Sunday: Go outside and find the bright star Regulus, about a fist to the right of the Moon at 11 p.m.

Monday: Mars is less than a fist above Moon at 11 p.m. Since you also observed that the Moon was near Regulus last night…. You did observe the Moon last night, didn’t you? I asked you to. A civilized society thrives because its people honor the reasonable requests made by others. If you just say “yes” and ‘no” whenever you feel like it, human interactions grind to a halt. Okay, enough with the guilt trip. Back to astronomy. Since you also observed that the Moon was near Regulus last night, you can approximate how far it appeared to move. It moved a little more than one fist. Since one fist held at arm’s length subtends an angle of 10 degrees. The Moon moved about 13 degrees through the sky. In 28 days, the Moon will have moved about 360 degrees (13 degrees/day X 28 days). 360 degrees brings it back to where it started. Thus, making one simple measurement, how far the Moon moves through the sky in one day, you can determine the length of the lunar cycle.

Tuesday: “If you don’t maneuver more carefully, we are going to crash.” How often do you hear that while driving? Well, the Milky Way Galaxy is going to hear that a lot over the next four billion years. After carefully analyzing the motion of the Andromeda Galaxy, astronomers have determined that the Andromeda and the Milky Way are on a collision course. To locate the Andromeda Galaxy before it ends up in your backyard, first find the Great Square of Pegasus. At midnight, the left hand corner of the square is about one fist above the east-northeast horizon. Less than two fists to the left and down a little bit is another star the same brightness as the star at the corner of the square. From that star, hop about a half a fist up to a star that is about one fourth as bright. Less than another half fist in the same direction is a fuzzy oval patch of light known as the Andromeda Galaxy. The galaxy is impressive to see in binoculars. It consists of about 400 billion stars and is 2.2 million light years away. Go to http://hubblesite.org/newscenter/archive/releases/2012/20/ to read more about the upcoming collision.

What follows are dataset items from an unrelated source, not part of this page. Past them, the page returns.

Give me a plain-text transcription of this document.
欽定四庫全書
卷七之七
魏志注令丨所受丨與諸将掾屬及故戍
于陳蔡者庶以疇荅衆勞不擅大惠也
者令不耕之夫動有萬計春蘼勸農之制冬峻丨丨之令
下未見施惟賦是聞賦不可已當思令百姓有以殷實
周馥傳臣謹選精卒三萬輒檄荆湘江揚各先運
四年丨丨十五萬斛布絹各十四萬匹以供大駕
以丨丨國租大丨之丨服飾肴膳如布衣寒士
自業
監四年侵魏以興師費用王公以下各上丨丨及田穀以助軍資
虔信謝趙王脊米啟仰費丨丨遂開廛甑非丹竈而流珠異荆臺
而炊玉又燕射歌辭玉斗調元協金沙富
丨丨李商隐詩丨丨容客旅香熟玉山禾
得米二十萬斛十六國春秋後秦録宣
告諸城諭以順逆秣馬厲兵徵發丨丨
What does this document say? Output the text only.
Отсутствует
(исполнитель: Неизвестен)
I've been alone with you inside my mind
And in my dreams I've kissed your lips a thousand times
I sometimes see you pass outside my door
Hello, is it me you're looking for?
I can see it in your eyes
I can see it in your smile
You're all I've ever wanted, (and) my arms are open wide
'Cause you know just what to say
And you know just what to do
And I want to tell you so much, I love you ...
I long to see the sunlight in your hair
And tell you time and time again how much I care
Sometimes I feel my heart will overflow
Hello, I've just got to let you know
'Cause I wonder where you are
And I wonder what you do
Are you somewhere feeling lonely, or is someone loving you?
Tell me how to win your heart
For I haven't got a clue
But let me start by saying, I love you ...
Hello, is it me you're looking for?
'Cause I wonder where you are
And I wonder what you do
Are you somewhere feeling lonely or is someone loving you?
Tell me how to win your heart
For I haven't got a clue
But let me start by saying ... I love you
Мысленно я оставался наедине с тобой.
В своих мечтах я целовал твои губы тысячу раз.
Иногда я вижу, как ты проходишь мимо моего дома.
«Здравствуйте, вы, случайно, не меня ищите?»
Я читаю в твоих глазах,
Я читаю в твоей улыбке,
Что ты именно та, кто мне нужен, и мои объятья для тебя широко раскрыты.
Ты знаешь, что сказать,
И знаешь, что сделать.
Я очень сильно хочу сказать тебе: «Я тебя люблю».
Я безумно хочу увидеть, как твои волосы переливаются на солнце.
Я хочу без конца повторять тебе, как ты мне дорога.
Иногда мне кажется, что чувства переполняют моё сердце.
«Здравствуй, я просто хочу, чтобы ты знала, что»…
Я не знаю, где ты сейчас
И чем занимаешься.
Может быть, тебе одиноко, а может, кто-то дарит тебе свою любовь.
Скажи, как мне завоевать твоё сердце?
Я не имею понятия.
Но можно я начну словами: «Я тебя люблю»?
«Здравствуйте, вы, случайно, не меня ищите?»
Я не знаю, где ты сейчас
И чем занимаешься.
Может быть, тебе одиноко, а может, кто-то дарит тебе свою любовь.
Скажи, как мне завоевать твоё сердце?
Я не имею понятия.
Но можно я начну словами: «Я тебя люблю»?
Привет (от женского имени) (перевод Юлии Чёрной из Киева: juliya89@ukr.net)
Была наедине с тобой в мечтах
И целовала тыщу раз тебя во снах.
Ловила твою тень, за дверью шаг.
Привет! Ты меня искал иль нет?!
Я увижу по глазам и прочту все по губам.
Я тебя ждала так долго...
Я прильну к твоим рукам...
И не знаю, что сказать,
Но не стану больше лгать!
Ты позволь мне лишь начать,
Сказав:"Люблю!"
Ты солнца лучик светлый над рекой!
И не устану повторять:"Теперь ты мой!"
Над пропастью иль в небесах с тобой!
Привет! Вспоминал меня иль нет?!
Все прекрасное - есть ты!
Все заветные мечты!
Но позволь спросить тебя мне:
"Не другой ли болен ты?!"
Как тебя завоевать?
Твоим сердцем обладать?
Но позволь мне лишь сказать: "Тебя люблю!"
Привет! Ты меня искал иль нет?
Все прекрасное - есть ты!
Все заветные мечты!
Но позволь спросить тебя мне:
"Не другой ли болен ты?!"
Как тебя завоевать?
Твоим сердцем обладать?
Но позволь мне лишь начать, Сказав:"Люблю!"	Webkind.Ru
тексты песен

Wednesday: The bright star Spica is about a half a fist to the upper left of the Moon at 10 p.m. Saturn is about a half a fist above Spica.

Thursday: Jupiter is one fist above the east-northeast horizon at 4:30 a.m. The much brighter Venus is a half a fist below Jupiter.

Friday: Mizar is a well-known binary star in the constellation Ursa Major. You can find it at the bend in the Big Dipper handle, nearly straight overhead at 10 p.m. tonight. Its name is Arabic for waistband. Mizar has an optical double called Alcor which is less than a pinky width away and can easily be seen with the naked eye. Optical doubles are stars that are close together in the sky but do not orbit a common center of mass as true binary stars. Not wanting to deceive sky gazers who call Mizar a binary star, two stars that DO orbit a common center of mass, Mizar actually is a binary. It was the first binary star system discovered by telescope. Mizar A and Mizar B are about 400 astronomical units apart from each other and about 80 light years from Earth. 400 astronomical units is about 10 times the distance between the Sun and Pluto.

The positional information in this column about stars and planets is typically accurate for the entire week.